カチカチカチ
部屋にシャー芯を出す音が響く。
今の彼の周りは文字と物語しか許されないと言わんばかりの気迫だ。
彼の後ろからそっと私は紙を覗く。
するとそこには可愛らしい恋物語が綴られていた。
「………おい。人のもの盗み見すんならもっとコソコソやれ…堂々と後ろから見るんじゃねぇ」
少し不機嫌顔でこちらの視線に気づいた彼と目があった。思わず物語にのめり込んでしまった。
「いやぁ…相変わらず先生は人の心をつかんで話さないですねぇ…」
からかいを含め苦笑いをしながらそう答えると彼は不機嫌顔になった。
「お前…相変わらず俺の小説が好きだよな…正直こんなやつが書いてると怖くならねぇか?」
「何馬鹿なこと言ってんですか。貴方みたいな強面がぴゅあっぴゅあな一途物語書いてる需要がなぜわからないのですか?」
「真顔で言うな悪かったって。怖いわ」
失礼な…とぶつくさいうと彼は細めの眼を少し細めていった。
「でも、お前がいるから俺はこんな本をかけるんだけどな。多分一人だったら今も売れないホラー小説家だった」
映画化された人がこんな事を言ってもあまり信じられない気がする。が、わたしと出逢って雰囲気も作風もジャンルも変わったというのは面白い。

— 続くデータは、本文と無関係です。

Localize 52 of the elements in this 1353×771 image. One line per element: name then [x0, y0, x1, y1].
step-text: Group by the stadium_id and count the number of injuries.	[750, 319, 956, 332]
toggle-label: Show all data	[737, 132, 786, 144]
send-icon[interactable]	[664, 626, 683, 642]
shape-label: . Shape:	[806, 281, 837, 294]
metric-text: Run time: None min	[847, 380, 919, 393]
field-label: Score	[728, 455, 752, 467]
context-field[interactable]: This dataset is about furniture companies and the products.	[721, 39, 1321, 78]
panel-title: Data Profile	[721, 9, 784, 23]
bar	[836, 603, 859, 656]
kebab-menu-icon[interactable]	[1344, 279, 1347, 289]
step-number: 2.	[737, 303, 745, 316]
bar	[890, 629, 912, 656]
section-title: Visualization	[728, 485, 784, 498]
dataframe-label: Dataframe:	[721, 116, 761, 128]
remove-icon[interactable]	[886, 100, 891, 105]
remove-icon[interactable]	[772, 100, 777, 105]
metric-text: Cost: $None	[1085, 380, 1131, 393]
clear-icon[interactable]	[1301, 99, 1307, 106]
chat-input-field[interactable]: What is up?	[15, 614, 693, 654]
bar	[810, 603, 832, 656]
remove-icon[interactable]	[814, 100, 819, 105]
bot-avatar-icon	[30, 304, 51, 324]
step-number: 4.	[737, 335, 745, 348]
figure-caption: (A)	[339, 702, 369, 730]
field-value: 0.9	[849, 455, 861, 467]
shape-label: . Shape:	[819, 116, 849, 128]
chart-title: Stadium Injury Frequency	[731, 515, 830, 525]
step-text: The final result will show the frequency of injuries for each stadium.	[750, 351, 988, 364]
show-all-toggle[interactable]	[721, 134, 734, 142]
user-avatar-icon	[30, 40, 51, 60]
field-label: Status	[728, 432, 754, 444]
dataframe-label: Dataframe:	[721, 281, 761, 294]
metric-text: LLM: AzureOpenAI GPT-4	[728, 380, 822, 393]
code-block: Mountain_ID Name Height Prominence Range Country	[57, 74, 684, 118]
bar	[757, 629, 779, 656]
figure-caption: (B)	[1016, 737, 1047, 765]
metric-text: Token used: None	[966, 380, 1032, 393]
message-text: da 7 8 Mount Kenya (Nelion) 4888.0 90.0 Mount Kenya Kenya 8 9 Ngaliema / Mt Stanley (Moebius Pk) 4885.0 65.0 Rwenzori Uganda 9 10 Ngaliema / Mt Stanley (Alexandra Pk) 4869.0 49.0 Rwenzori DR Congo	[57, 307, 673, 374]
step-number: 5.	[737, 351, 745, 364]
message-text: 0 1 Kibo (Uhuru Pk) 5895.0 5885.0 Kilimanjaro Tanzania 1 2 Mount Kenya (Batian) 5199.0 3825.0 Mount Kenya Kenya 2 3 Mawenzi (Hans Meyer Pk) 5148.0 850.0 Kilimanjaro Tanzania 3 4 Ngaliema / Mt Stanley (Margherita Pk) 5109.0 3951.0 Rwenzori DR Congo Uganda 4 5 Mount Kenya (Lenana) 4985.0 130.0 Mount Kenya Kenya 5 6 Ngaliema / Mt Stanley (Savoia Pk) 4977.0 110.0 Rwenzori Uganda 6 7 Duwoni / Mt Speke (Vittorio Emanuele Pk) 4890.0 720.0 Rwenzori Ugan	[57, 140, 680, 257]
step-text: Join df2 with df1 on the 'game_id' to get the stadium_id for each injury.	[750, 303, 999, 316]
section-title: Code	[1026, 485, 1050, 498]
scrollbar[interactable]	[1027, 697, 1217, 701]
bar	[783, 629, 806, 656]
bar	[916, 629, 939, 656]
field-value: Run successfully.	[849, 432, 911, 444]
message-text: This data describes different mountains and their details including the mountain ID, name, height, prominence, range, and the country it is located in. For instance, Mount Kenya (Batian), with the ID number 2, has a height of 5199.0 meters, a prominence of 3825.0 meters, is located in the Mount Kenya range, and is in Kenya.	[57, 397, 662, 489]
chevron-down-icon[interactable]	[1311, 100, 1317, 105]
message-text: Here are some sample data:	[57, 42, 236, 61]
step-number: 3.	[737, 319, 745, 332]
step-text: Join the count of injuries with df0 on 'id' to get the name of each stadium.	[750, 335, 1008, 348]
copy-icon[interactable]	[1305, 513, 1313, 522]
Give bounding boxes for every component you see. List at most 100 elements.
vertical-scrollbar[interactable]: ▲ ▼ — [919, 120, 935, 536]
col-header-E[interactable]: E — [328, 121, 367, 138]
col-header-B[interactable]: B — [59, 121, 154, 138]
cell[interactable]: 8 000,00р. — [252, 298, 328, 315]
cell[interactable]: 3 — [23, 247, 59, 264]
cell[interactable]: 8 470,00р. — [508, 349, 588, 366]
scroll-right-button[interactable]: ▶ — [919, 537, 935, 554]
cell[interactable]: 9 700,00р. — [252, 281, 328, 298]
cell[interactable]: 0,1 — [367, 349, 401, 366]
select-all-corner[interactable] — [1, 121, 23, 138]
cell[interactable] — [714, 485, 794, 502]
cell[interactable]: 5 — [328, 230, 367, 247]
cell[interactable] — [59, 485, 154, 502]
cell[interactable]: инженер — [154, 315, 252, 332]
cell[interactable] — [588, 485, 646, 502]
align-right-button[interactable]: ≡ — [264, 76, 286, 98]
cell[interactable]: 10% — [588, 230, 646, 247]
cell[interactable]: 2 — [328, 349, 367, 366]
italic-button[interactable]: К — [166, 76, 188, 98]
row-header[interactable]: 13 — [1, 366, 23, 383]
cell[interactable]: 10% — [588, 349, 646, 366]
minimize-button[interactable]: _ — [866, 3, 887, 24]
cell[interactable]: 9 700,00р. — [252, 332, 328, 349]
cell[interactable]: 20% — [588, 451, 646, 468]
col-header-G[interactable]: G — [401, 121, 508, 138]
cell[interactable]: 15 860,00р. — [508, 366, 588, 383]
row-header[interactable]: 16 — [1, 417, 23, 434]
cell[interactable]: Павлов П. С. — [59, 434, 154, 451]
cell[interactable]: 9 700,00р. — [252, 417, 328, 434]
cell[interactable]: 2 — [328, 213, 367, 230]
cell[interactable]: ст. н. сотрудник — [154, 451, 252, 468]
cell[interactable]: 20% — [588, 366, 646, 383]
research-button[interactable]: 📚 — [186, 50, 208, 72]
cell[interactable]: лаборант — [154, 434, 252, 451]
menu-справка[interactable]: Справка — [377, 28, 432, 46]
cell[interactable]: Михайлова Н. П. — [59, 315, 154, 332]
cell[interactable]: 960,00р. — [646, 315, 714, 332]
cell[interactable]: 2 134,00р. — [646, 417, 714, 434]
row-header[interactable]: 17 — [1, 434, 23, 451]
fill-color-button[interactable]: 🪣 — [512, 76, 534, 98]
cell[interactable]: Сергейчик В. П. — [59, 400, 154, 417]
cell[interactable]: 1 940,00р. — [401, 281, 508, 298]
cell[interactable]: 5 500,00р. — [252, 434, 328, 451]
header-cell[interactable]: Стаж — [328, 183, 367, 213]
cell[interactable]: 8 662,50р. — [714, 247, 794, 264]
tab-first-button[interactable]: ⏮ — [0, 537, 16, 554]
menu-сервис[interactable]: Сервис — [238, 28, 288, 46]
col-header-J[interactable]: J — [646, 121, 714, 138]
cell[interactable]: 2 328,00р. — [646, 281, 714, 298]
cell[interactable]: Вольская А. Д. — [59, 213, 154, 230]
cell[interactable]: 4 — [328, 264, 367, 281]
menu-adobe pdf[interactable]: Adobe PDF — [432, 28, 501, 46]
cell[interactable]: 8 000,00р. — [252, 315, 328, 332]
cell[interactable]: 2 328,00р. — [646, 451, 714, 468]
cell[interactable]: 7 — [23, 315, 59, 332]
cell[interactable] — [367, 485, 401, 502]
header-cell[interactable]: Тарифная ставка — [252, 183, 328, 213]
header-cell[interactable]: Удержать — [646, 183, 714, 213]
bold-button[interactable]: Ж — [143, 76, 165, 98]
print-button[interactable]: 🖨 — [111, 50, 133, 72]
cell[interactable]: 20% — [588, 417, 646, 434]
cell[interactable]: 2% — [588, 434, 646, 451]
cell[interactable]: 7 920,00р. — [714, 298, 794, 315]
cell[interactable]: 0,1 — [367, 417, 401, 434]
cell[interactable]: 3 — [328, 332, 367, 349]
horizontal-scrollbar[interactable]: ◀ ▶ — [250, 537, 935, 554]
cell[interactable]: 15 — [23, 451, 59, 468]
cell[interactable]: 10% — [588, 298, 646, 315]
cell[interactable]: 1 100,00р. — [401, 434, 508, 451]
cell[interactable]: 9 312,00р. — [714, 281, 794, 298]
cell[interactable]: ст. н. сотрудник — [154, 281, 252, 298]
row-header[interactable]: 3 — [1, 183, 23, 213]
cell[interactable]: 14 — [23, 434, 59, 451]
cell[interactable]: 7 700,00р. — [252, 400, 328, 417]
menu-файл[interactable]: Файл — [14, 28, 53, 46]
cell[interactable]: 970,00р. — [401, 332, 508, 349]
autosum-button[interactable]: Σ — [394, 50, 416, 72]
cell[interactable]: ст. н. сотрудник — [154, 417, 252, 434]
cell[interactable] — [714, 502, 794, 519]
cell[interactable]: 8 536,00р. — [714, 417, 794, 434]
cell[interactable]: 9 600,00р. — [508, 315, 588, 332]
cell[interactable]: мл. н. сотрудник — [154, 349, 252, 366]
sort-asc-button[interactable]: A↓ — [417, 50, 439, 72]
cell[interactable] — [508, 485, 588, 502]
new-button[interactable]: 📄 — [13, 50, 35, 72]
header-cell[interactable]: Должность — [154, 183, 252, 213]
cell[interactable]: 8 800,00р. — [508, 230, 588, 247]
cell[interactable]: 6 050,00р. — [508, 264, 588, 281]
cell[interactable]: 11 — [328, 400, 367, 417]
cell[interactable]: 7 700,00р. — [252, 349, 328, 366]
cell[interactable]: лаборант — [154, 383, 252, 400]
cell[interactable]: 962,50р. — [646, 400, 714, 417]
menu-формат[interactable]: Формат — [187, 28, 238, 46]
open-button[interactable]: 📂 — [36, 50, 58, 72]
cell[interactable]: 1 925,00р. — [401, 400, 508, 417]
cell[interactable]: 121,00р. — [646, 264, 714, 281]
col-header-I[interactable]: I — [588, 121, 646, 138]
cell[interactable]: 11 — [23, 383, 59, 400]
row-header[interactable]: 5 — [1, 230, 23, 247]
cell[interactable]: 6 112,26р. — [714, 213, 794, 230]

人と人ってこうやって関わると化学変化を見せるんだなぁと驚かせられた。
「まぁ、ほら。わたしは高校の頃から貴方の一番の読者でファンだから。誰よりも貴方の物語に虜なのよ」
ドヤ顔で返すと強面の彼は赤面しながら睨んできた。全く怖くない。むしろこういうところが可愛い。
「…俺だって、お前がいたから今も本が書けると思ってるよ。……いつもありがとな」
まさかカウンターを食らうとは思わなかった。表情を取り繕えなかったわたしを見てニヤニヤし始めた彼を物理的に前を向かせる。
「ほら、締切あと2日でしょう?早く書いちゃいなさい。また編集さんに迷惑かけちゃうでしょう」
いつもどこか疲れている担当さんを思い浮かべながら現実を見せる。
彼は顔をしかめながらもペンを持ち直し、
また恋物語を綴り始めた。
後日、ギリギリで書き終えた原稿を担当さんに渡すと涙を出しながら喜ばれた。そしてなぜか世に出てもいないのに、映画化が決まったらしい。
照れて結末は教えてもらえなかったが彼のことだ。
きっと最高のハッピーエンドを綴ったのだろう。